*BSD News Article 72860

Path: euryale.cc.adfa.oz.au!newshost.anu.edu.au!harbinger.cc.monash.edu.au!munnari.OZ.AU!news.ecn.uoknor.edu!news.eng.convex.com!newshost.convex.com!newsgate.duke.edu!news.mathworks.com!hunter.premier.net!uunet!inXS.uu.net!news.artisoft.com!usenet
From: Terry Lambert <terry@lambert.org>
Newsgroups: comp.os.linux.networking,comp.unix.bsd.netbsd.misc,comp.unix.freebsd.misc
Subject: Re: TCP latency
Date: Thu, 04 Jul 1996 14:39:21 -0700
Organization: Me
Lines: 57
Message-ID: <31DC3A09.30D463F@lambert.org>
References: <4paedl$4bm@engnews2.Eng.Sun.COM> <4pf7f9$bsf@white.twinsun.com>
					<4qad7d$a5l@verdi.nethelp.no> <4qaui4$o5k@fido.asd.sgi.com> <4qc60n$d8m@verdi.nethelp.no> <31D2F0C6.167EB0E7@inuxs.att.com> <31D9AF0D.4C3AE08C@lambert.org> <31D9ECC5.41C67EA6@dyson.iquest.net>
NNTP-Posting-Host: hecate.artisoft.com
Mime-Version: 1.0
Content-Type: text/plain; charset=us-ascii
Content-Transfer-Encoding: 7bit
X-Mailer: Mozilla 2.01 (X11; I; Linux 1.1.76 i486)
Xref: euryale.cc.adfa.oz.au comp.os.linux.networking:44043 comp.unix.bsd.netbsd.misc:3928

John S. Dyson wrote:
] > ] All this TCP latency discussion is interesting, but how does this
] > ] significantly impact performance when streaming data through the
] > ] connection?  Isn't TCP a streaming protocol?
] >
] > It's relevent for Samba and HTTP, which are request/response
] > protocols which tend to not take advantage of the sliding
] > windows.  For these protocols, the latency per packet counts
] > per packet instead of FTP or similar protocols, where it counts
] > only once per packet run.
] 
] So I guess it is time to look at it.  Isn't this likely an
] artifact of the sofware interrupt/ast type scheduling in the
] BSD code?

I think maybe the way to "fix" it is to virtualize interrupts
to increase interleave.

For Samba, the way to "fix" it is to turn the reads around in the
kernel.  8-).

It's possible to save ~50% of the copies Samba does between kernel
and user space with judicious mmap'ing.

It would probably be a good idea to implement a system call that
does a write and doesn't return until it does a read; this would
halve the call overhead in a work-to-do engine model.
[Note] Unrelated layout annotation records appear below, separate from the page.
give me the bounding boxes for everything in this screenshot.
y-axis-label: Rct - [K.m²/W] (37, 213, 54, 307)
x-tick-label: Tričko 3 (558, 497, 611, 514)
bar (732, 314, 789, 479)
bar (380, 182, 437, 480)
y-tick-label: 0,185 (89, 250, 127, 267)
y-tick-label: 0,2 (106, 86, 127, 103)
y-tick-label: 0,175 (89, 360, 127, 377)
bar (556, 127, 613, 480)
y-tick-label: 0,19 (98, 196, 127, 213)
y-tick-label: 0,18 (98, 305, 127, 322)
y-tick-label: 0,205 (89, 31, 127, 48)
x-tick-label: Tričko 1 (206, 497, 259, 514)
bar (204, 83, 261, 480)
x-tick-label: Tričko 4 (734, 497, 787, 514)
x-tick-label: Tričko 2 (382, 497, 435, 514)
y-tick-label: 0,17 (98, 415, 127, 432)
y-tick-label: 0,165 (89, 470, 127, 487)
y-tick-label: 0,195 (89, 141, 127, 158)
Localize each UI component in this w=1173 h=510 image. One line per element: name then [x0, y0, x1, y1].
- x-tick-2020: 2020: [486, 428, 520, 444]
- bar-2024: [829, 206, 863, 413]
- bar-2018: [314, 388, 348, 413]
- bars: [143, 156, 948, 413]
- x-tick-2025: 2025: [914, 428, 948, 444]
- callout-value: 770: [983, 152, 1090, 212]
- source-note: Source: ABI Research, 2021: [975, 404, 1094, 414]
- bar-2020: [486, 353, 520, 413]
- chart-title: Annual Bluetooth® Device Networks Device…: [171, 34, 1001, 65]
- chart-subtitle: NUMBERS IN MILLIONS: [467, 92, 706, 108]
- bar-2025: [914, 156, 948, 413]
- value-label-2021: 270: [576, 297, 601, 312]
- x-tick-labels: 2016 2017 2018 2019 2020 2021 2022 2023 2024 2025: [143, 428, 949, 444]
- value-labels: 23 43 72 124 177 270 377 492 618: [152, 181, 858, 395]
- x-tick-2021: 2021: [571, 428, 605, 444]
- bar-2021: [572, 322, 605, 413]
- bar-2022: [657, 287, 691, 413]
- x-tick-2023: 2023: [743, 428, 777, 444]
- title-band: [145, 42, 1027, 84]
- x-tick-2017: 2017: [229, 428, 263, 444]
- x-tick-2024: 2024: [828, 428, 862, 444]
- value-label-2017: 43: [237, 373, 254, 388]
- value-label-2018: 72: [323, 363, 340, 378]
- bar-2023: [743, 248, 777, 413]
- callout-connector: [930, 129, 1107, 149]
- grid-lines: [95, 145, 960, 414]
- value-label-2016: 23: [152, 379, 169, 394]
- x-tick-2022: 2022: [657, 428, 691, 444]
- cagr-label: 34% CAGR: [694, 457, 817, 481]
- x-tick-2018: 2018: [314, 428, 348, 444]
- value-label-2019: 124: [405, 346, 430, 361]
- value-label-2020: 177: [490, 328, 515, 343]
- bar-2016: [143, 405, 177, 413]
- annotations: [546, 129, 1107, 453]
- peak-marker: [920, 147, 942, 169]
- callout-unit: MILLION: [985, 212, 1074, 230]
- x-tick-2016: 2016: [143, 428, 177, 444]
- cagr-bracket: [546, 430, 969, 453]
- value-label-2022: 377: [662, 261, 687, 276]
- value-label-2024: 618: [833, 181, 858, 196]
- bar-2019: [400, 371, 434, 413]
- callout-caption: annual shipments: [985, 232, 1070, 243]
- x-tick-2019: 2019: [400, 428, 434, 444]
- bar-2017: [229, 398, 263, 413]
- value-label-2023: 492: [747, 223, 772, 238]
"Hot engine scheduling" using a kernel packet mux to LIFO the
pending read satisfaction order for write/read requests would
go a long way towards increasing cache/data locality and reducing
paging overhead.

The stack overhead is probably only about half of the removable
latency for Samba -- but it's certainly far from zero, and can be
improved.


Kernel preemption when requests have been satisfied would help
probably more than anything else.

I was astonished at the size of a quantum in BSD (100?!?!); divide
that by 5 and your context switch overhead goes up, but your
latency goes down.  I really have no statistics on average
quantum utilization, which is something you'd need to set the
ideal.  If a process gives away quantum after 20ms, then 5 would
be a definite improvement.

What's the non-blocking "half life" of an average process, given
no involuntary preemption?  8-).


                                        Terry Lambert
                                        terry@lambert.org
---
Any opinions in this posting are my own and not those of my present
or previous employers.